10.45 horas. A pocos metros, Patricia y Olaya caminan juntas rumbo a la manifestación de las doce. Tienen 16 años y estudian 4º de ESO. «En el 'insti' ya hay machismo. Te pongo un ejemplo: una chica quiere jugar al fútbol y los chicos que han hecho equipo le dicen: 'tú con nosotros, no, que perdemos». O frases del tipo «si tienes novio, qué haces llevando ese escote». Como ellas, muchas jóvenes fluyen juntas (también chavales, aunque menos) en la masiva marabunta reivindicativa estudiantil.

11.00 horas. Y mientras, una barrendera se afana en lo suyo. ¿Usted no hace paro? Nos despacha sin tapujos: «Yo siento que no me falta ningún derecho como mujer. Ni en mi casa, ni aquí, ni en ninguna parte. Por eso he decidido no hacer huelga». Tampoco la hacen las muchas mujeres chinas que alisan cabellos o realizan manicuras en las peluquerías de la calle Jerusalén. Les preguntamos y nos topamos con un oriental silencio. A lo más, un huidizo: «No sé nada».

11.15 horas. Tampoco paran fruteras, charcuteras o panaderas del Mercado Municipal de Jerusalén.

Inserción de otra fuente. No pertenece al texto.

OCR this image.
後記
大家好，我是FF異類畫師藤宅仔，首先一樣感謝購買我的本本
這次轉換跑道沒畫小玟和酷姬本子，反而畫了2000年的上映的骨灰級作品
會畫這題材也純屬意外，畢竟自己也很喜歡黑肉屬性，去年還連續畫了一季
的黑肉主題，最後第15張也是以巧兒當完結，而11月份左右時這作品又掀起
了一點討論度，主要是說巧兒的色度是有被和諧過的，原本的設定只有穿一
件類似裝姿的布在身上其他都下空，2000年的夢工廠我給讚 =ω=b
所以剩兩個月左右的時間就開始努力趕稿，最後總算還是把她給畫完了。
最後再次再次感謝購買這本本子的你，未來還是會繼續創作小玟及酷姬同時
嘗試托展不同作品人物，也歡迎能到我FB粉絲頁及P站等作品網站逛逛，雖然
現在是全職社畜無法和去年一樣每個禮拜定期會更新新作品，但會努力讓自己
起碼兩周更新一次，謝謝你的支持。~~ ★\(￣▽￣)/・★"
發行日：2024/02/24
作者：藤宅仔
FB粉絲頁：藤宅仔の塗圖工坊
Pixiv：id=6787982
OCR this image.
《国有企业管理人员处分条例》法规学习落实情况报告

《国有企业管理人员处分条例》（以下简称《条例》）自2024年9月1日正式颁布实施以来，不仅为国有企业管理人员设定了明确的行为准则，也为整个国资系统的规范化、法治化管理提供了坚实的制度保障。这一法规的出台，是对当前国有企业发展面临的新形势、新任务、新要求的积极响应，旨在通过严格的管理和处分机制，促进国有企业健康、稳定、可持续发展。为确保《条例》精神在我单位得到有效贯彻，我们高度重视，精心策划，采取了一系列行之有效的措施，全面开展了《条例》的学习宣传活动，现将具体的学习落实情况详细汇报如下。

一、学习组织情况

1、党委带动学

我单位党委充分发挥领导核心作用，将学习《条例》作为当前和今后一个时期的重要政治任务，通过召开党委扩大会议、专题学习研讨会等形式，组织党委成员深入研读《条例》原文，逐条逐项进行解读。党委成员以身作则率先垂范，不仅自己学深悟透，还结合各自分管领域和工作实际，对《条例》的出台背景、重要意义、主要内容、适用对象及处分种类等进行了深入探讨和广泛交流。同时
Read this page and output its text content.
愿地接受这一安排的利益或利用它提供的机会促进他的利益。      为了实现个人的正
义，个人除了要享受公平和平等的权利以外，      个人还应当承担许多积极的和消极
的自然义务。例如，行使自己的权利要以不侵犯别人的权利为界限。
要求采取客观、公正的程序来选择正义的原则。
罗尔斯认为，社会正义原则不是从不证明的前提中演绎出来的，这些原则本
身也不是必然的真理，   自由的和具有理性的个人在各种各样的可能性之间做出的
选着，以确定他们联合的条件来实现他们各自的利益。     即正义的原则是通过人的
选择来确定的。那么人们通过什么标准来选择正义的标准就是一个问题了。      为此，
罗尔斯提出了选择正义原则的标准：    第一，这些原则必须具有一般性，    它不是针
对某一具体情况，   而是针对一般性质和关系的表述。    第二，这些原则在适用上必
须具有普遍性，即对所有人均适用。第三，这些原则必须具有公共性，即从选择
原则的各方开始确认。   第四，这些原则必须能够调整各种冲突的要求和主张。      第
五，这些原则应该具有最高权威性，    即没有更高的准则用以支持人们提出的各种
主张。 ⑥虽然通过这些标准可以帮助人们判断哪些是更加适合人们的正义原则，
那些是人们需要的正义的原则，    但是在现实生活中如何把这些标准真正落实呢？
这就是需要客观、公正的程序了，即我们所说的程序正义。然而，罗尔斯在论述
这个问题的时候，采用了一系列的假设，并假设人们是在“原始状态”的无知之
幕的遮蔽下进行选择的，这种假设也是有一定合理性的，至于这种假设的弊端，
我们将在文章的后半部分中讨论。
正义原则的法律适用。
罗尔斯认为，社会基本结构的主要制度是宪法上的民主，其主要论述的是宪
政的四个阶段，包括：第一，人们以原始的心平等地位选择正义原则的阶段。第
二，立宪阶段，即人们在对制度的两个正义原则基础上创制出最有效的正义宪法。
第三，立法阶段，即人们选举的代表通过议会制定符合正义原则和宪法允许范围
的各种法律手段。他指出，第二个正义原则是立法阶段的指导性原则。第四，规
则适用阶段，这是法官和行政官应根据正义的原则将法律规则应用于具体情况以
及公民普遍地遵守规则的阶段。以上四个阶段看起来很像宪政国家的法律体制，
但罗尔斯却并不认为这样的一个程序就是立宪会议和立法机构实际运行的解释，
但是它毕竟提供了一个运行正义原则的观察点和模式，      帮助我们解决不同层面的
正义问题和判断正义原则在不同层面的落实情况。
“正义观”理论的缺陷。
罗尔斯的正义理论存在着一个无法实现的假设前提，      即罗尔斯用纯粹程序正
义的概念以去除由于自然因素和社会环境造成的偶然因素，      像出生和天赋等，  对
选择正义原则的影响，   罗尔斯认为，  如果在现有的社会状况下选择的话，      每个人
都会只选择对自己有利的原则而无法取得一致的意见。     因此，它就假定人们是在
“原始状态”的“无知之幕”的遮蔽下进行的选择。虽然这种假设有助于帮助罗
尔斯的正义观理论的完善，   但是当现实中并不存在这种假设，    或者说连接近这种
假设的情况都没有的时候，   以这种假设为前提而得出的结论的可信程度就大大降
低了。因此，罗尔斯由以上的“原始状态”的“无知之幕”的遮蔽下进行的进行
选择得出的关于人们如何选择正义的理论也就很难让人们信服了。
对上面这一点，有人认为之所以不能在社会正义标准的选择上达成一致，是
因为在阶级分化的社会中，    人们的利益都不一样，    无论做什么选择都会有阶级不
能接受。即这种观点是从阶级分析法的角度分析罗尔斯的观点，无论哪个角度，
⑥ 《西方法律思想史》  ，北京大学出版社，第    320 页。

La frutera Antonia Rodríguez desgrana así sus razones: «Esta tarde me manifestaré, pero ahora tengo que estar aquí con mis dos hijos para ganarnos el pan. Si no trabajo, no hay...». Para la comerciante, la vida no ha sido fácil. Enviudó y tuvo que luchar contra viento y marea «en la cerámica, cuidando niños, limpiando escaleras...». Según reflexiona, «cuando las mujeres nos hacemos mayores es cuando más valemos y, paradójicamente, es cuando más se prescinde de nosotras en puestos de trabajo», denuncia. Una clienta, la auxiliar administrativa Pepa Gómez, de 73 años, opina así: «Yo he sufrido la desigualdad, el desequilibrio salarial... pero creo que hay otras maneras de combatirla que no son la huelga».

11.30 horas. Otra vendedora del mercadillo es Chelo Martínez, de 51 años. Su situación es similar a la de Antonia. «Si no tuviera tanta necesidad de trabajar haría huelga, pero no me lo ha propuesto mi jefe y claro...», se sincera. Jornadas como la de ayer «son necesarias, hace falta que las mujeres estemos unidas y se note». Se define como mileurista y cree que todavía hay mucho machismo que desterrar. «Parece que está bien visto que las mujeres estén con hijos y mayores, pero los hombres, no tanto».

11.40 horas. Mujer y policía, Lucía está de servicio. Así ve las cosas: «Podría entender si protestara mi madre, pero veo exagerado tanta chica joven encendida. Hay cierto feminismo confundido que parece que desee ver al hombre hundido. Yo quiero que se me respete simplemente como una persona más, no por ser mujer. Eso es la igualdad».